Totano moro - Tringa erythropus Pallas, 1764
Atlante della Fauna selvatica italiana - Uccelli

Classificazione sistematica e distribuzione

Classe: Uccelli
Ordine: Caradriformi
Famiglia: Scolopacidi
Genere: Triga
Specie: T. erythropus Pallas, 1764

Specie migratrice, che nidifica nella taiga e nella tundra dalla Penisola Scandinava e dalla Russia settentrionali alla Siberia fino alla penisola di Chukotskiy in una fascia latitudinale compresa tra il 62° e il 72° parallelo. Le più importanti aree di svernamento si trovano nell’Africa tropicale a Nord dell’Equatore e lungo le coste dell’Asia meridionale; di secondaria importanza appaiono le zone umide dell’Europa occidentale e quelle dei paesi del bacino del Mediterraneo. In Italia è migratore regolare e in parte svernante con un limitato numero di individui.

Totano moro Totano moro in abito invernale (foto R. Garavaglia)

Totano moro Totano moro in abito riproduttivo (foto E. Vigo)
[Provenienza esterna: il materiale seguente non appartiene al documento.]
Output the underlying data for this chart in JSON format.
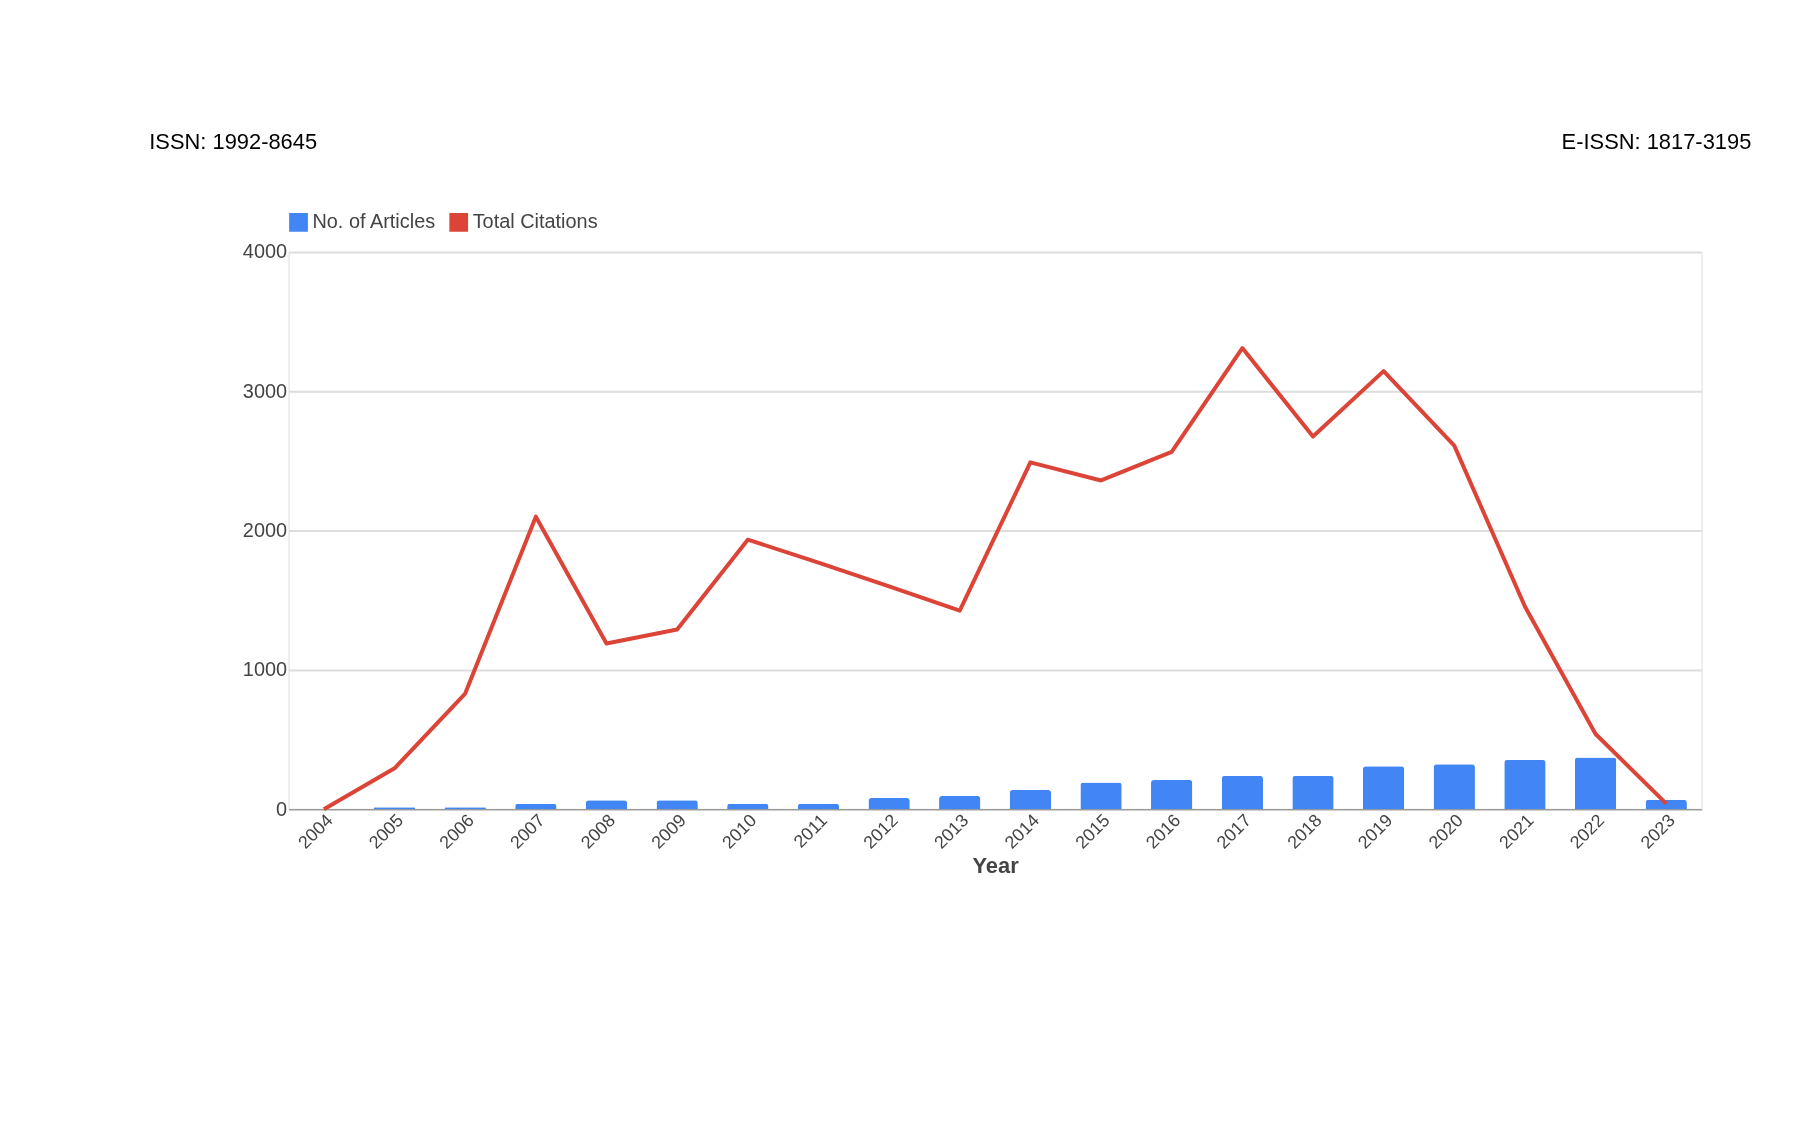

Totano moro Totano moro - Tringa erythropus

Caratteri distintivi

Lunghezza: 29-31 cm
Apertura alare: 61-67 cm
Peso: 130-250 gr

Di dimensioni medie e struttura snella ed elegante, ha becco lungo e diritto, tarsi lunghi. I sessi sono simili con dimorfismo stagionale. In periodo riproduttivo ha, pur con una certa variabilità individuale, una tonalità di fondo complessivamente nera, più intensa e omogenea su collo, capo e parti inferiori. In periodo non riproduttivo la colorazione generale è grigio-bianca con parti superiori color cenere, guance chiare e sopraccilio bianco, parti inferiori biancastre con sfumatura grigia più intensa sul petto e sui fianchi. Il becco è bruno con base della mandibola inferiore aranciata. I tarsi e le dita sono rosso-arancio.

Biologia

Si ciba di Insetti acquatici e loro larve, Molluschi, Crostacei, Anellidi, girini, piccoli Pesci e frammenti vegetali.
La stagione della riproduzione inizia in maggio e nell’anno compie una sola covata. Il nido viene predisposto con poche foglie ed erbe in una depressione del terreno tra il muschio o la torba. Tra maggio e l’inizio di giugno vengono deposte 3-4 uova, che sono incubate soprattutto dal maschio. Inizialmente entrambi i genitori si dedicano all’allevamento della prole, poi sarà solo il maschio ad accudire i giovani fintanto che non saranno atti al volo.